Newly released surveillance video shows sheriff's deputies arriving at Andrew Brown Jr.'s North Carolina home before he was fatally shot, CBS News' Manuel Bojorquez reports.. 

A judge plans to hear arguments Wednesday to decide if body camera video from the killing should be made public. The FBI is also launching a civil rights investigation into the case. 

The new footage shows a team of deputies riding a sheriff's department truck on its way to arrest Brown on drug charges. The video takes place just seconds before Brown was shot. 

Family attorney and civil rights lawyer Ben Crump said the video showed a militarized police force rushing to kill Brown.

Just moments later a previously released video shows deputies surrounding Brown's car, riddled with bullets after it hit a tree. 

The crucial events between the two videos is on the not-yet-released body camera footage. Brown's family, who viewed a portion of the video, says it will show an execution.

Crump and other attorneys released an independent autopsy, which shows Brown suffered five gunshot wounds — four to the arm, and one fatal shot to the back of the head.

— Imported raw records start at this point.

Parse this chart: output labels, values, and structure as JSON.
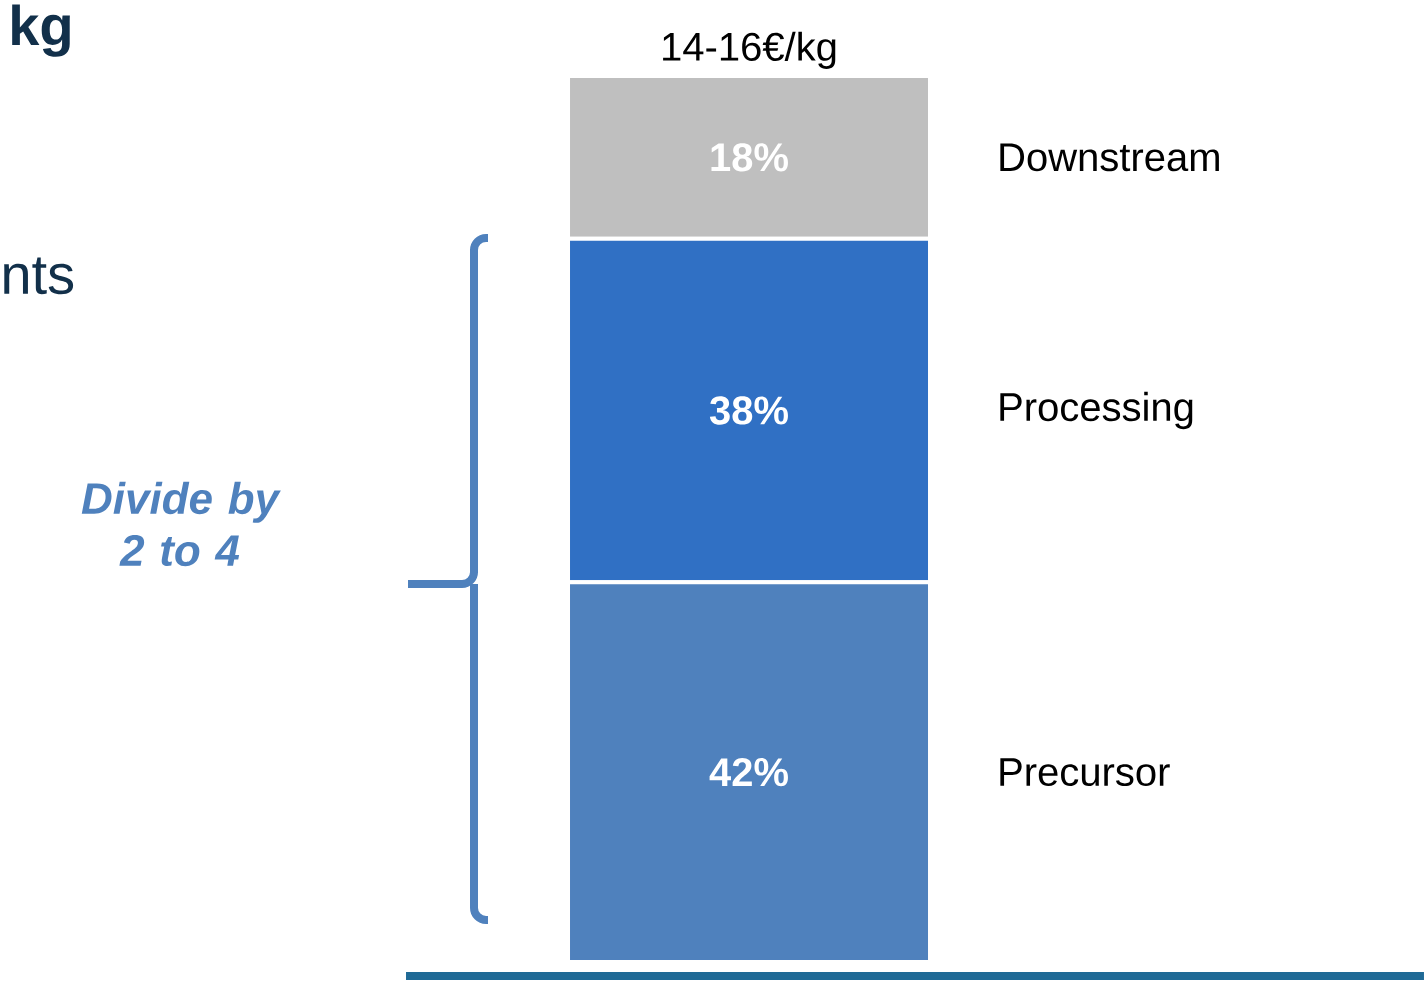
{
  "chart_data": {
    "type": "bar",
    "stacked": true,
    "legend": false,
    "categories": [
      null
    ],
    "series": [
      {
        "name": "Precursor",
        "color": "#4f81bd",
        "values": [
          42
        ],
        "value_labels": [
          "42%"
        ]
      },
      {
        "name": "Processing",
        "color": "#3070c4",
        "values": [
          38
        ],
        "value_labels": [
          "38%"
        ]
      },
      {
        "name": "Downstream",
        "color": "#bfbfbf",
        "values": [
          18
        ],
        "value_labels": [
          "18%"
        ]
      }
    ],
    "annotations": [
      "kg",
      "nts",
      "14-16€/kg",
      "Divide by 2 to 4"
    ]
  }
}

Crump called the latter a "kill shot."

Brown's son Khalil Ferebee saw 20 seconds of bodycam footage Monday. 

"It's obvious he was trying to get away. It's obvious! And they're gonna shoot him in the back of the head? Man that sh** not right. That's not right at all man," Ferebee said at the time.

Police arrested several protesters for defying a city curfew that went into effect Tuesday. Many people who spoke with CBS News said the curfew is unnecessary because protests have been peaceful, as residents demand the release of footage which could show the crucial moments in Brown's death.

Under North Carolina law, according to the county sheriff, a judge must sign off on the public release of body cam video.

However, even if the judge decides Wednesday to make the video public, there is no guidance on when that would happen.

Meanwhile North Carolina Governor Roy Cooper wants a special prosecutor to take over the case, to ensure it is conducted without bias.